None of these arguments rely on sympathy for murderers, and McCarthy deserves none.

On Aug. 6, 2017, McCarthy killed Michael with a high-powered rifle after Michael pulled him over in Clinton, southeast of Kansas City. A Jackson County jury in June of this year found McCarthy guilty of murder. After deliberating on the sentence, the jury told Judge Marco Roldan it couldn't reach a unanimous verdict on whether to impose a death sentence.

In most of America, that would have automatically meant a sentence of life in prison. But Missouri's unusual system allows the judge to decide whether to do what the jury declined to, and sentence the defendant to death.
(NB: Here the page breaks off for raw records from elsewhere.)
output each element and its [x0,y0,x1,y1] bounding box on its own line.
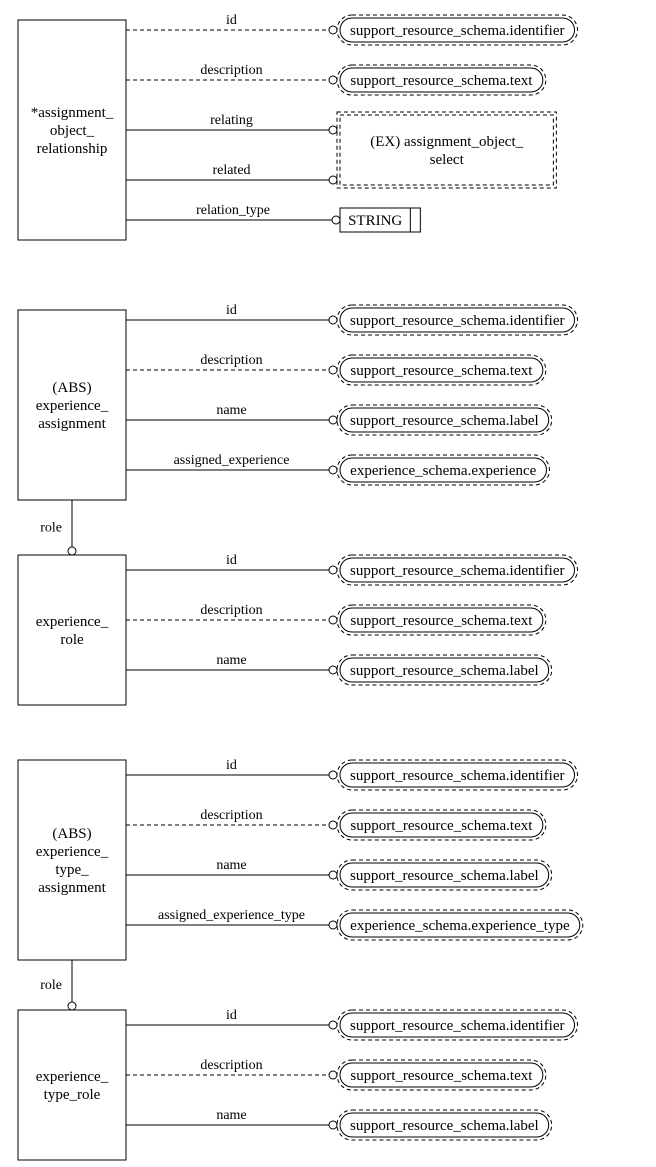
entity-label: (ABS) [52,826,91,842]
endpoint-circle [329,466,337,474]
entity-label: assignment [38,416,106,432]
attr-label: assigned_experience [174,453,290,468]
endpoint-circle [329,921,337,929]
target-label: experience_schema.experience_type [350,918,570,934]
attr-label: relating [210,113,253,128]
endpoint-circle [329,126,337,134]
endpoint-circle [329,1121,337,1129]
entity-label: *assignment_ [31,105,114,121]
attr-label: id [226,1008,237,1023]
target-label: support_resource_schema.text [350,613,533,629]
string-label: STRING [348,213,402,229]
select-inner [340,115,553,185]
entity-label: object_ [50,123,95,139]
attr-label: description [200,63,262,78]
target-label: support_resource_schema.label [350,663,539,679]
vlink-label: role [40,978,62,993]
entity-experience_type_assignment [18,760,126,960]
endpoint-circle [332,216,340,224]
entity-label: (ABS) [52,380,91,396]
attr-label: id [226,758,237,773]
attr-label: relation_type [196,203,270,218]
endpoint-circle [329,176,337,184]
target-label: support_resource_schema.label [350,1118,539,1134]
entity-label: experience_ [36,844,109,860]
target-label: support_resource_schema.text [350,73,533,89]
entity-label: role [60,632,84,648]
entity-label: experience_ [36,614,109,630]
attr-label: description [200,808,262,823]
target-label: support_resource_schema.identifier [350,1018,565,1034]
target-label: support_resource_schema.text [350,1068,533,1084]
endpoint-circle [329,771,337,779]
attr-label: id [226,13,237,28]
endpoint-circle [329,566,337,574]
endpoint-circle [329,366,337,374]
vlink-label: role [40,521,62,536]
entity-label: type_ [55,862,89,878]
entity-experience_role [18,555,126,705]
attr-label: name [216,403,246,418]
attr-label: id [226,303,237,318]
attr-label: name [216,858,246,873]
endpoint-circle [329,1021,337,1029]
target-label: support_resource_schema.identifier [350,313,565,329]
target-label: experience_schema.experience [350,463,536,479]
vlink-circle [68,1002,76,1010]
endpoint-circle [329,821,337,829]
endpoint-circle [329,416,337,424]
entity-label: experience_ [36,398,109,414]
entity-experience_type_role [18,1010,126,1160]
attr-label: related [212,163,250,178]
target-label: support_resource_schema.identifier [350,23,565,39]
endpoint-circle [329,316,337,324]
target-label: support_resource_schema.identifier [350,563,565,579]
endpoint-circle [329,616,337,624]
target-label: support_resource_schema.text [350,363,533,379]
endpoint-circle [329,26,337,34]
endpoint-circle [329,76,337,84]
attr-label: description [200,1058,262,1073]
entity-label: relationship [37,141,108,157]
endpoint-circle [329,666,337,674]
target-label: support_resource_schema.label [350,868,539,884]
entity-label: experience_ [36,1069,109,1085]
attr-label: description [200,603,262,618]
select-label: select [430,152,465,168]
select-label: (EX) assignment_object_ [370,134,523,150]
vlink-circle [68,547,76,555]
endpoint-circle [329,1071,337,1079]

Roldan will hold a sentencing hearing Friday.

The U.S. Supreme Court, striking down part of a Florida law in 2016, ruled that the "Sixth Amendment requires a jury, not a judge, to find each fact necessary to impose a sentence of death."

But the Missouri Supreme Court has ruled in previous cases that as long as a jury finds (as McCarthy's jury did) that the facts make the defendant eligible for the death penalty, then the judge can impose that sentence even if the jury doesn't.

Should that level of legal hair-splitting really determine whether the state kills someone?

McCarthy's lawyers have filed a motion claiming Missouri's statute allowing a judge-imposed death sentence is unconstitutional based on the Eighth Amendment's "cruel and unusual punishment" standard. A ruling by the judge confirming that argument could start the process of finally reforming this problematic law via the courts, if the Legislature won't do it.

As for the question of whether McCarthy should be put to death: A jury of his peers has spoken p— or, rather, failed to. That should be the end of it.